On 28 November 1867, Lady Agneta married The Honourable Victor Montagu, son of John Montagu, 7th Earl of Sandwich. They had four children: Helena Leopoldine Montagu, Olga Blanche Montagu, Mary Sophie Montagu, and George Charles Montagu.

She later served as the Lady of the Bedchamber in the household of Queen Victoria's daughter, Princess Helena of the United Kingdom.

Lady Agneta died on 12 March 1919. Her funeral was held at St.

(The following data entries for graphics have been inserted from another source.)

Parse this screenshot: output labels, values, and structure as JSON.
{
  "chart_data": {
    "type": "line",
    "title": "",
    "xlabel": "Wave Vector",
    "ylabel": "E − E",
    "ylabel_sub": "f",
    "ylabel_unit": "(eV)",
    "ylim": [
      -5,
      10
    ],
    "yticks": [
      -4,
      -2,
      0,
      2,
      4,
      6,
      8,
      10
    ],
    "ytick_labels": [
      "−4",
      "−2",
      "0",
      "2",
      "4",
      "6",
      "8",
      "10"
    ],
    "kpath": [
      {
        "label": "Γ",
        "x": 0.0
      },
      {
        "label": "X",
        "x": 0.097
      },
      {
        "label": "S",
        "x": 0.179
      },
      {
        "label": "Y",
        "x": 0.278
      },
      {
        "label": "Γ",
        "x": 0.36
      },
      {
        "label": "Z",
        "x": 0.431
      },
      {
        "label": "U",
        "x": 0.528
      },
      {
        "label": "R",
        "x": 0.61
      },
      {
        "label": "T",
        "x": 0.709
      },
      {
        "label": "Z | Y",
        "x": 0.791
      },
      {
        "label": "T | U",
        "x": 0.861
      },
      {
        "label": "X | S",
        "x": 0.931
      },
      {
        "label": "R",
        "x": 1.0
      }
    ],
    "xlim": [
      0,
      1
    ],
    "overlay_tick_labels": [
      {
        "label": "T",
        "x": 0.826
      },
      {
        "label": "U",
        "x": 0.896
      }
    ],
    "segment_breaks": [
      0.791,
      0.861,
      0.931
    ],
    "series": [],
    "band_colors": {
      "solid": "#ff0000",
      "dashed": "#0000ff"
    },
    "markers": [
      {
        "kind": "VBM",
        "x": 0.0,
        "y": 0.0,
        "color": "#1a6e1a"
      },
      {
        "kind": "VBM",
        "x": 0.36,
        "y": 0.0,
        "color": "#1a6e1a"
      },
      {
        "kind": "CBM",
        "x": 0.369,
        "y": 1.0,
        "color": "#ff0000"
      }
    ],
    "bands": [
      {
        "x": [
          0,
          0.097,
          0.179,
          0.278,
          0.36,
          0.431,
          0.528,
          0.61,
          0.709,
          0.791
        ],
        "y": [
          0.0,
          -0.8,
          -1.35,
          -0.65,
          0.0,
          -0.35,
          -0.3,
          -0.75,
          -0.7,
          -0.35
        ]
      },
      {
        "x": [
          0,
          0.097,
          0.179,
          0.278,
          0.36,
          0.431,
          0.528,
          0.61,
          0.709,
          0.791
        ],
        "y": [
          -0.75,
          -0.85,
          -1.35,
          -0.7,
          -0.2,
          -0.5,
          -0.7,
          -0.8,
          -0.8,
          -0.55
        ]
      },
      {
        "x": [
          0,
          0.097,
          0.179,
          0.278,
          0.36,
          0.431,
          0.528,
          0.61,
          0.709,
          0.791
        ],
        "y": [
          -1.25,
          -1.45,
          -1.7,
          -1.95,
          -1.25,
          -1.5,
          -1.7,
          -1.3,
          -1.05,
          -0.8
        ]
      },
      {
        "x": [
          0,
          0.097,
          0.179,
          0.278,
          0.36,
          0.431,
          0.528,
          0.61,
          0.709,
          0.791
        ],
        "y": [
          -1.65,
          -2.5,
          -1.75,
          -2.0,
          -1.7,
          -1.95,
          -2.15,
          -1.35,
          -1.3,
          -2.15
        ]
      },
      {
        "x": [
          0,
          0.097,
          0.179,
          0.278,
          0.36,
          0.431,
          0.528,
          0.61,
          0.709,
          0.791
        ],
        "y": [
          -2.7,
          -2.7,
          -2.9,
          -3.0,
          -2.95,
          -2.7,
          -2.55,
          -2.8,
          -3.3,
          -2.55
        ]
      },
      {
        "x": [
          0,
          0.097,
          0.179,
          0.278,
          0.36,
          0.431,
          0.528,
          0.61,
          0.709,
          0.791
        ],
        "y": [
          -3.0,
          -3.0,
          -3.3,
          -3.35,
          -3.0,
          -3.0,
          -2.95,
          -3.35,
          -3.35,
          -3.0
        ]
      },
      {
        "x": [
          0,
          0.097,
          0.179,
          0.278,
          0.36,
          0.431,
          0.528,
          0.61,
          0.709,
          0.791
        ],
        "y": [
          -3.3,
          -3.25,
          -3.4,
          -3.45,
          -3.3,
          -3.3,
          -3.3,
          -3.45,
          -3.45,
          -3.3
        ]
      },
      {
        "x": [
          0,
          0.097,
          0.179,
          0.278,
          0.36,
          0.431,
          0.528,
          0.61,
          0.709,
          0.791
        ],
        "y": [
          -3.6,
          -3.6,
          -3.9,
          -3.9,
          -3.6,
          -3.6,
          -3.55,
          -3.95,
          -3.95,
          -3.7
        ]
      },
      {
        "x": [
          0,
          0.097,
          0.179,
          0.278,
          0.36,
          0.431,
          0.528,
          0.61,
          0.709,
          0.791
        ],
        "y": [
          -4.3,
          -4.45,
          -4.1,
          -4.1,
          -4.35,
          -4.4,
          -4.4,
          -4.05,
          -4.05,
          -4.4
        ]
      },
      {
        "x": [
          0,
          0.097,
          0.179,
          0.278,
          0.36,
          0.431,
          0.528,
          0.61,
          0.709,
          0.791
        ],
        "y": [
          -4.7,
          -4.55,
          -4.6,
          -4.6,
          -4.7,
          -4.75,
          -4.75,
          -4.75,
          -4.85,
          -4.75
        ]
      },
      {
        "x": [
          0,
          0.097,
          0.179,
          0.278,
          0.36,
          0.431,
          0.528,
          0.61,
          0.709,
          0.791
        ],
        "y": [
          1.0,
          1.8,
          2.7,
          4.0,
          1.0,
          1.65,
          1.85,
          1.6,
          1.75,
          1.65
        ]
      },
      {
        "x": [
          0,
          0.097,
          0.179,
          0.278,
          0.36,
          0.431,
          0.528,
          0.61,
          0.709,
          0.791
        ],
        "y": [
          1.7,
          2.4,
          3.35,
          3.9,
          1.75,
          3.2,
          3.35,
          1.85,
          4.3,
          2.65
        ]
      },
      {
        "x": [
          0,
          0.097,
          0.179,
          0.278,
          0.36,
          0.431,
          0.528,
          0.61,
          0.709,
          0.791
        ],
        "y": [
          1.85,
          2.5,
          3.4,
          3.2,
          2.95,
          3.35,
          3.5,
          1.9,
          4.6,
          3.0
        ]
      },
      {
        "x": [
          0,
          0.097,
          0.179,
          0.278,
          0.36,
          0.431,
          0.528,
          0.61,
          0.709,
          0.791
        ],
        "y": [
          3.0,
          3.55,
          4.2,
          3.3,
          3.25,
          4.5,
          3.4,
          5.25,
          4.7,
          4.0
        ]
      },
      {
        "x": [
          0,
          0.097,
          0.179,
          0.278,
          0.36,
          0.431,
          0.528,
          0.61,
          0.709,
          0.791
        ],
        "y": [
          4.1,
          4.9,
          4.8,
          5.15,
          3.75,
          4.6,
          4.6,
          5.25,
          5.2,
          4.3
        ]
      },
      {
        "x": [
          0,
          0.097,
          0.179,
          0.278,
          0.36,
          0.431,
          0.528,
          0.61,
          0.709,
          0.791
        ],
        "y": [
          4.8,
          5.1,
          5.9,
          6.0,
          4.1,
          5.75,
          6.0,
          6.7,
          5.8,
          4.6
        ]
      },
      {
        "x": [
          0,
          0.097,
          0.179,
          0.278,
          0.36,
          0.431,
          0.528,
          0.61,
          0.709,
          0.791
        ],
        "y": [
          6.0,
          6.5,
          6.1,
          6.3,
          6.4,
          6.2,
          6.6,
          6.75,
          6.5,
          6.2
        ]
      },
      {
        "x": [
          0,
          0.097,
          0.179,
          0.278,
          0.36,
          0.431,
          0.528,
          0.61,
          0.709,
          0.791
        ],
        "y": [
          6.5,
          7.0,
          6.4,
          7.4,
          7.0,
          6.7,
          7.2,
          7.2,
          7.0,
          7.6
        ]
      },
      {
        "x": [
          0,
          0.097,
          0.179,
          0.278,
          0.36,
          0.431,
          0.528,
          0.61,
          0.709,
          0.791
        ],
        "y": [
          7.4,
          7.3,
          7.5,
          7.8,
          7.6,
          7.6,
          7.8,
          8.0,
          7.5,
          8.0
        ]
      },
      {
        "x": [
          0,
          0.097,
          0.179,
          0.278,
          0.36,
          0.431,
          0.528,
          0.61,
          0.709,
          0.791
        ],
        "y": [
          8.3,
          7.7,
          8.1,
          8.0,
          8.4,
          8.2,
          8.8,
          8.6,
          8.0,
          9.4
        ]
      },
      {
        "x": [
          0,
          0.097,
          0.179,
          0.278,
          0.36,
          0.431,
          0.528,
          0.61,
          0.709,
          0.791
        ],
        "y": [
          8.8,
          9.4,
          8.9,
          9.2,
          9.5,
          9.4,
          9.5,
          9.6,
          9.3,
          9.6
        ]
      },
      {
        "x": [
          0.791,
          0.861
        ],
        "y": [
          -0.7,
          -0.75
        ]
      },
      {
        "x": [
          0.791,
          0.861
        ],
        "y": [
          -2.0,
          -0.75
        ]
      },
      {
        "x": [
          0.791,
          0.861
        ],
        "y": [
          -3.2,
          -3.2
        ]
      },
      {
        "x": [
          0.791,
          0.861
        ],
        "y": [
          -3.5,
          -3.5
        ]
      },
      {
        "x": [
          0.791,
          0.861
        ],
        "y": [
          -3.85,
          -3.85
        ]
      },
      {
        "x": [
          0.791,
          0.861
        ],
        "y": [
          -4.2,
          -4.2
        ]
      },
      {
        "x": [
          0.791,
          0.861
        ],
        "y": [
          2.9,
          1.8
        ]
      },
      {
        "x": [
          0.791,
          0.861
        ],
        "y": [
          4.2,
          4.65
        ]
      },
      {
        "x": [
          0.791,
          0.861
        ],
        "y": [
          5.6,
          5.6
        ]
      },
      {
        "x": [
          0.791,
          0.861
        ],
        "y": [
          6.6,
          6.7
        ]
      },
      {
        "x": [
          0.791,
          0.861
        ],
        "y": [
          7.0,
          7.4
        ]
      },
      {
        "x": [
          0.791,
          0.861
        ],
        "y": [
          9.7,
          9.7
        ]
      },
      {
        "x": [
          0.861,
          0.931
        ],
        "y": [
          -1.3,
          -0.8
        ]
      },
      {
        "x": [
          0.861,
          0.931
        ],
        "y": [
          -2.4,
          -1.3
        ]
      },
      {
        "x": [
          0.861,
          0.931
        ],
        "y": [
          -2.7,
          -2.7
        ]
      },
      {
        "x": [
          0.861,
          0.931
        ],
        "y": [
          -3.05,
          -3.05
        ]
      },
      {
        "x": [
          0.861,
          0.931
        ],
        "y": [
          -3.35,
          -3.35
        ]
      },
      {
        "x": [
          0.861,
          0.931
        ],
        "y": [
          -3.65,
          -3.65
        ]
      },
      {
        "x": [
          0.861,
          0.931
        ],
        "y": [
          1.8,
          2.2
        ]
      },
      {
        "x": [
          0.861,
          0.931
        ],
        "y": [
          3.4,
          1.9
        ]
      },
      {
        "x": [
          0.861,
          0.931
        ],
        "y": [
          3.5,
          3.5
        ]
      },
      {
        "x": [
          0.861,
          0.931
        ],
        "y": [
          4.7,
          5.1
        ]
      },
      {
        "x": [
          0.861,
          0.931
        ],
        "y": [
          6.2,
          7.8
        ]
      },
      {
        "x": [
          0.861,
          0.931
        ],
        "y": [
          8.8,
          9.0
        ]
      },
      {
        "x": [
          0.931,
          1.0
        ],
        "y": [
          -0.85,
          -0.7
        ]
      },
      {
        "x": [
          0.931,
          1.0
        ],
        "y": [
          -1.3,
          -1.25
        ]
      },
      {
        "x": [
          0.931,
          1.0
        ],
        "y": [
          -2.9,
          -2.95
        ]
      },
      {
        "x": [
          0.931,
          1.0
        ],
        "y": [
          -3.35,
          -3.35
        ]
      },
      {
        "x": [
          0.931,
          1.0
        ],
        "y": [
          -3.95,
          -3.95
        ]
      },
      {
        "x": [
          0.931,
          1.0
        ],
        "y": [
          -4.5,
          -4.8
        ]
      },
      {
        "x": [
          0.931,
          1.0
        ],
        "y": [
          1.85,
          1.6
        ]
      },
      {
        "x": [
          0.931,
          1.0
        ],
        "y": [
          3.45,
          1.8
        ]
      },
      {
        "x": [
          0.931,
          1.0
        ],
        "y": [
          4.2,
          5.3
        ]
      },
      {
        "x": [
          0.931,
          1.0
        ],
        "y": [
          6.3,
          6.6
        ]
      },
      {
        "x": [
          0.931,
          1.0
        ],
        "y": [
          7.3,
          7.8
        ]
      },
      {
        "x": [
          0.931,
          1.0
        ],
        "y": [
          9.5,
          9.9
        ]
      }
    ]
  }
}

Mary Magdalene Church in Brampton and she was buried in the Montagu family's private burial plot there. Queen Alexandra sent a floral arrangement of orchids, snowdrops, and violets in the shape of a cross, to the funeral, along with a message reading: "In fond remembrance of dearest Agnete Montagu, one of my oldest friends and bridesmaids. Rest in peace now, united to your beloved husband. From Alexandra."

A painting of her is kept in a private collection and shown at the Birmingham Victorian Exhibition.